Dent v. Amazon, CV-22-2154 (3rd Dept. 3/21/24)

In this case the court refused to extend an exception to the coming-and-going rule to an injury on a public bus. Here, an Amazon fulfillment center worker injured her left foot when she was trampled by other passengers boarding a city bus after her workday ended. Coming and going to work is not generally compensable unless (a) there is a special hazard or (b) a close association of the access route with the work premises. In this case, neither the bus nor the bus stop was maintained by the employer, and “being pushed by tired passengers ‘desperate’ to claim a spot of a crowded bus” is not unique to the employer. 

Leon v. Structure Tech New York, Inc., CV-22-2146 (3rd Dept. 3/21/24):

The Appellate Division affirmed a finding of compensability after a trial on the factual issue of notice and whether an accident occurred. The claimant, a construction worker, claimed that he injured his neck and back when he fell into a hole at 10:00 a.m. on a jobsite carrying heavy rebar.  The claimant identified working alongside a co-worker who helped him to his feet. He alleged that he told his foreman about the incident and left the jobsite at noon to go to the hospital. The claimant was previously directed to produce his hospital ER visit record, but never did. The foreman, who was the employer witness, testified that the claimant never told him about an accident but did tell him that he needed to leave early to help a family member or friend with a back problem.

The Law Judge and later the Board Panel believed the claimant and found the employer witness to not be credible. The Appellate Division affirmed on the basis that the Board is in the best position to make credibility conclusions.

Practice tip for the carrier: Subpoena the ER records and don’t rely on the claimant to produce it, especially when there is other prima facie medical evidence in eCase. Also try to produce the co-worker, even if no longer employed. Attempt to contact and subpoena him. 

Glasgow v. Con Edison, 535964 (3rd Dept. 3/21/24)

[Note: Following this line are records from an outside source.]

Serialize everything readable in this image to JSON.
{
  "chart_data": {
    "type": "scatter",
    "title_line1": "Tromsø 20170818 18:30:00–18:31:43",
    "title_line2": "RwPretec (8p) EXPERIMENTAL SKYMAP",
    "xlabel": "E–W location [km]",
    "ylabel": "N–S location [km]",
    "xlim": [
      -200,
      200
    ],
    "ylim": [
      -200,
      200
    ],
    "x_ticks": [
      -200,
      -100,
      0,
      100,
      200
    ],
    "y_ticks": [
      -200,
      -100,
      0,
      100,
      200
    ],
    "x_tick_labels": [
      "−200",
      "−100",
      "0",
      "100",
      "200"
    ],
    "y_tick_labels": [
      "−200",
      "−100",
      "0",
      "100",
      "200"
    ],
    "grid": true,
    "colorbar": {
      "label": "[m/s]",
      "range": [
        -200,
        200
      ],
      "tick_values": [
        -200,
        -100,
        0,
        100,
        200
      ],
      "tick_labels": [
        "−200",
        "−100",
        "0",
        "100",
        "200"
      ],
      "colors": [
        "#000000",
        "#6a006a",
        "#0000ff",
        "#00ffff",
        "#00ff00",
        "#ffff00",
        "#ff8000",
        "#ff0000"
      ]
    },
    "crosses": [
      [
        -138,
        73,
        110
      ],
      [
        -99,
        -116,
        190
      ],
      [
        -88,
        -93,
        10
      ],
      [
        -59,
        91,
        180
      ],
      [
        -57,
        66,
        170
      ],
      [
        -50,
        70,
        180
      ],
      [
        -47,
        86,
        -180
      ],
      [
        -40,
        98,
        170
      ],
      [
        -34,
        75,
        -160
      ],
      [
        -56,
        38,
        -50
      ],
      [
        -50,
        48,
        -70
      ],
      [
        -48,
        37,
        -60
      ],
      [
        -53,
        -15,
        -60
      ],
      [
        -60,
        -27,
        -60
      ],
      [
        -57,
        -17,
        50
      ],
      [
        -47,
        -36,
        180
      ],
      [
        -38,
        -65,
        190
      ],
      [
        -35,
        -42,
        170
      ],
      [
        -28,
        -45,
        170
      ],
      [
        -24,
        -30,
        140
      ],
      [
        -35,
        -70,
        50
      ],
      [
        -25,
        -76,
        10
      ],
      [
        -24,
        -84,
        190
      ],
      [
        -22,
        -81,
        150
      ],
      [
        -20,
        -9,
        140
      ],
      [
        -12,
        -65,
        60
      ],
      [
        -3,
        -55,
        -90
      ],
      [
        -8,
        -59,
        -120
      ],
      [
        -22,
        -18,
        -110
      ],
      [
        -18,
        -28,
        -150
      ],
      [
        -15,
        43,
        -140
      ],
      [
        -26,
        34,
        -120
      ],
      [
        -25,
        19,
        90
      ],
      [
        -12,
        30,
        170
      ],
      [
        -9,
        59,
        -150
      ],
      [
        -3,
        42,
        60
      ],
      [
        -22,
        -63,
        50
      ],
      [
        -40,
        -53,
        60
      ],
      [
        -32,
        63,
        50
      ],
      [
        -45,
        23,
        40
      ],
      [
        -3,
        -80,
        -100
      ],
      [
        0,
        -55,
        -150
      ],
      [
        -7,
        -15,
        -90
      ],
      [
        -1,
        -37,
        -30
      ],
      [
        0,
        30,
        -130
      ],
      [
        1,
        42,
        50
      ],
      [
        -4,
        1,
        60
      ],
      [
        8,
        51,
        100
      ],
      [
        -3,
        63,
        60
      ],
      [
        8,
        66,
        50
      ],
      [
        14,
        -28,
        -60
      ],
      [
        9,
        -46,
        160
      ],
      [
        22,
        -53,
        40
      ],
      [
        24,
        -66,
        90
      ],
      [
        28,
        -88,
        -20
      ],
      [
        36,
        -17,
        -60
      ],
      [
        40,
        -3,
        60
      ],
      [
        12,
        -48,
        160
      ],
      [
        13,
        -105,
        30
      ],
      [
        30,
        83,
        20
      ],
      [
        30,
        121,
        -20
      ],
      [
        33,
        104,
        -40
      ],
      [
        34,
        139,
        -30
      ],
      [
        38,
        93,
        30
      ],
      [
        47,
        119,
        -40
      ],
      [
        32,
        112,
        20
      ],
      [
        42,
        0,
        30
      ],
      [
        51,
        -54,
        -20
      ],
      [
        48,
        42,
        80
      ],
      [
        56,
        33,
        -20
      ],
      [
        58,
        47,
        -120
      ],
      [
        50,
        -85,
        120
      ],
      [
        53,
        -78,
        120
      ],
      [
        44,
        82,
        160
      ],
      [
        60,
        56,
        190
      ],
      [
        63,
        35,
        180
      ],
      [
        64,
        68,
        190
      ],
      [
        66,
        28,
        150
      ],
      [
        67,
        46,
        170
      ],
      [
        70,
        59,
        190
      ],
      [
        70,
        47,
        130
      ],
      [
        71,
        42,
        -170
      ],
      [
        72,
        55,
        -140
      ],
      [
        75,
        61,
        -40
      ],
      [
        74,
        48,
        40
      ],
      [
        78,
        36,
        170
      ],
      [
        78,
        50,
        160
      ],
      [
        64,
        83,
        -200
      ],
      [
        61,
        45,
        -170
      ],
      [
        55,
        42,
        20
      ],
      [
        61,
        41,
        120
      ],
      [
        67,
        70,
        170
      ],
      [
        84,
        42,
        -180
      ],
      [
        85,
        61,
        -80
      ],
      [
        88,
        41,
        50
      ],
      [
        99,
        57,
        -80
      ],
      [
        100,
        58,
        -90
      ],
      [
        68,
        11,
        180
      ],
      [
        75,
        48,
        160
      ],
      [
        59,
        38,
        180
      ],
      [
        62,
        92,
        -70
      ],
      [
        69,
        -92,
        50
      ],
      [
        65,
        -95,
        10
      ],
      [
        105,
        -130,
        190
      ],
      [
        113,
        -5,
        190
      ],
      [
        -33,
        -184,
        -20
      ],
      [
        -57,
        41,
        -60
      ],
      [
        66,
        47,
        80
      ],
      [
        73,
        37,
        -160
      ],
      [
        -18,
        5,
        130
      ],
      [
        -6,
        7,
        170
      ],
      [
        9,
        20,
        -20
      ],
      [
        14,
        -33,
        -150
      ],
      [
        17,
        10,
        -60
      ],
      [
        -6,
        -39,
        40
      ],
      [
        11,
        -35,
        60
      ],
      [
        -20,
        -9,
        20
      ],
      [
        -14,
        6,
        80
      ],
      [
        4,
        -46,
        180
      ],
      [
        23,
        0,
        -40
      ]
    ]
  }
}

In this case, the court declined to rule on what they determined to be a non-final issue regarding the production of a decedent’s third-party lawsuit information. The decedent died of an asbestos related illness in 2018.  He was a plaintiff in a class-action asbestos exposure case years earlier, filed in 2001. The Board directed the claimant’s wife to produce information and documents from that lawsuit. They produced only that which was publicly available in court filings.

The Board found that was not enough and particularly required settlement information which was not produced. The claimant appealed. Since there were additional issues before the Board that remained unresolved, the 3rd Department declined to rule on this limited issue before a final determination was made. 

It is interesting to note that the Board Panel did not find this to be interlocutory, nonetheless the 3rd Dept. did not believe the issue was ripe for Appellate review. Faced with this issue, my practical advice would be to go forward with an attempt at appellate review too, especially because to not trying to appeal could be a waiver of the issue.